Cuando llegamos al nido, a 20 pies bajando por el acantilado, huesos viejos brillan en la penumbra del Ártico. Ahí está la quilla del pecho de un lagópodo común, el húmero de un págalo rabero, un carpo-metacarpo de algún zarapito no identificado. Tres polluelos de aves de rapiña se apiñan en una esquina de la cornisa de la roca, picos abiertos, pechos suaves y blancos, manchados por la sangre de su última comida. Robinson se acerca, arrullando a las crías mientras prepara su equipo: alicates de anillamiento, bandas para las patas, jeringas, una balanza digital, baterías y una tarjeta de memoria nueva para la cámara activada por el movimiento, que había atornillado a la cornisa algunas semanas atrás. “Está todo bien. Esto no tomará mucho tiempo”, parlotea. “Oh, linda cola de ardilla terrestre. Buenos alimentos, chicos”.

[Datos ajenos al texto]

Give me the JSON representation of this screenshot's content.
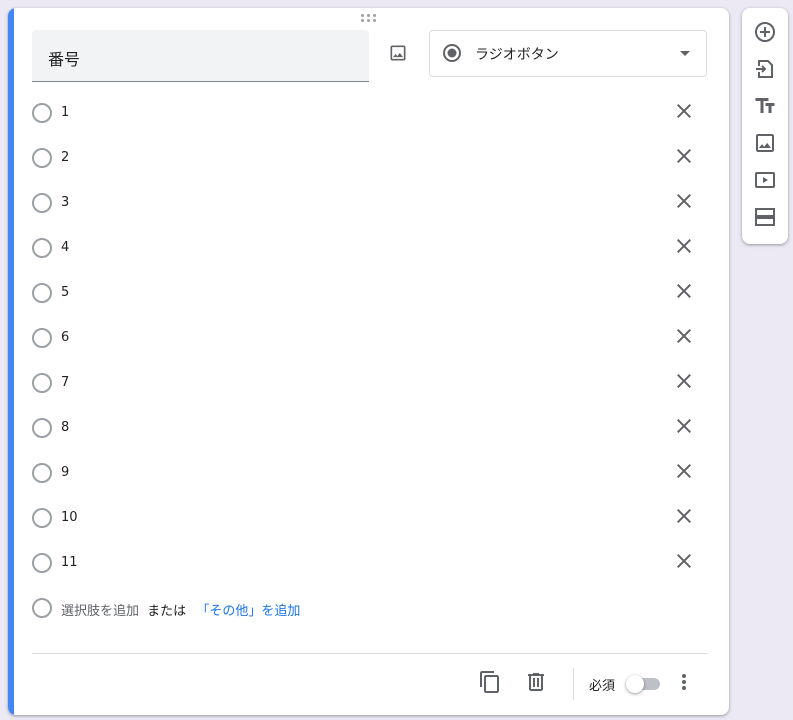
{
  "question": {
    "title": "番号"
  },
  "type_select": {
    "label": "ラジオボタン",
    "icon": "radio-button-checked-icon"
  },
  "options": [
    {
      "label": "1"
    },
    {
      "label": "2"
    },
    {
      "label": "3"
    },
    {
      "label": "4"
    },
    {
      "label": "5"
    },
    {
      "label": "6"
    },
    {
      "label": "7"
    },
    {
      "label": "8"
    },
    {
      "label": "9"
    },
    {
      "label": "10"
    },
    {
      "label": "11"
    }
  ],
  "add_option": {
    "add_label": "選択肢を追加",
    "or_label": "または",
    "other_label": "「その他」を追加"
  },
  "footer": {
    "required_label": "必須",
    "required_on": false,
    "icons": [
      "copy-icon",
      "delete-icon",
      "more-vert-icon"
    ]
  },
  "sidebar": {
    "icons": [
      "add-question-icon",
      "import-questions-icon",
      "add-title-icon",
      "add-image-icon",
      "add-video-icon",
      "add-section-icon"
    ]
  },
  "colors": {
    "accent": "#4285f4",
    "link": "#1a73e8",
    "background": "#ece9f5"
  }
}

En ese momento, uno de los polluelos defeca un proyectil, disparando un impresionante, tanto en volumen como velocidad, chorro calcáreo y pútrido. Más tarde me enteré de que esto es un riesgo común para los anilladores de aves de rapiña que cuelgan de acantilados, pero por el momento estoy completamente desconcertado. El objetivo del polluelo es preciso, dándole a Robinson de lleno en el pecho. Puedo oler el guiso de lagópodo y perdiz semidigeridos a cinco pies de distancia. En una saliente del acantilado debajo de nosotros, Ellen Whittle, la técnica en vida silvestre del proyecto de investigación, reprime una sonrisa, pero yo reviento a carcajadas como un niño de 12 años.
“Gracias por eso”, dice Robinson mientras hace una mueca. Me digo a mí mismo que está hablando con el ave.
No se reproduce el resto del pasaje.